Archive for February, 2015

Adventures can inspire poetry


I love to see stories written by school pupils after my adventure-writing workshops, but it’s also really special to see stories or poems or plays or pictures from kids who have read the books rather than met me at an author session. Because what they’ve created hasn’t been inspired by me bouncing up and down like a daft thing in a classroom, but by the words I write on the page.

So I was delighted to receive this poem, inspired by the Fabled Beast Chronicles, from Virginia Curtis, age 10, who lives in the Cheviots:

Wing beats slow and steady,
My selkie friend asks are you ready.
Centaur cantering along behind,
Minotaur shouts this world is mine!

books

Fairy flys up to me,
Says, look over there, it’s him we seek!
Fawns, urisks attack and scare us,
Dragon roars I’m not a bus!

We are flying away,
We are all shouting, Hip,hip,hooray!
Wolf-person howls in the distance,
Which monster will stricke next? Giant ants?

Isn’t that fantastic!

My favourite line in the poem is probably ‘Dragon roars I’m not a bus’ because to be honest, I did sometimes use Sapphire the dragon as a handy mode of transport, and also because I am REALLY missing Sapphire as I write my new adventure, because without her, it’s much harder to get my characters around!
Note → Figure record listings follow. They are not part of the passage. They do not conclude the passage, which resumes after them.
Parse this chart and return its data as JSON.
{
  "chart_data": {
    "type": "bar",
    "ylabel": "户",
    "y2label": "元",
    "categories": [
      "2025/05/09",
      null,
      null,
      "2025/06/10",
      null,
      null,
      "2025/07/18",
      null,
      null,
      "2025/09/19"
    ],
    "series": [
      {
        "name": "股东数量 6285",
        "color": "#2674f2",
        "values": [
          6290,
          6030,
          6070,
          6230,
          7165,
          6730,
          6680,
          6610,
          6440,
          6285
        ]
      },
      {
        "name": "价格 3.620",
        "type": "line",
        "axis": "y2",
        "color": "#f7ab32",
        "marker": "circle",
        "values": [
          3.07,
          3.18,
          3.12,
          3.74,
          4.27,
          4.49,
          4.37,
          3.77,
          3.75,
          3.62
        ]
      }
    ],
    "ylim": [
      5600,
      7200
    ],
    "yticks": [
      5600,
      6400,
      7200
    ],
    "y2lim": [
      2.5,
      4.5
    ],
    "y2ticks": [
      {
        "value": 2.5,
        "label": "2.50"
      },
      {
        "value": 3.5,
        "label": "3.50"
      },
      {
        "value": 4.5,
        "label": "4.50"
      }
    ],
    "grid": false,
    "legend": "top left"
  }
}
But I also really love the line ‘Which monster will strike next? Giant ants?’ I’m not considering a giant ant as a baddie at the moment, but for as long as I’m writing there will always be another monster and an other adventure, so that’s a brilliant line to end on.

I love seeing art or words inspired by my books, because it allows me to discover how readers see the characters. I know who the characters are in my head, and that’s what I try to put down on paper, but when readers read the books, the characters and stories come to life in a different way inside their heads. Stories about the characters (or haikus, or floorplans for selkies’ houses, or wanted posters for the minotaur – I’ve seen them all) are a great way for me to discover how readers experience the characters.

That’s why I love reading poems from readers, and all the other wonderful things readers send me!

Thanks so much to Virginia for letting me put her fabulous poem on the blog. (Please keep writing!)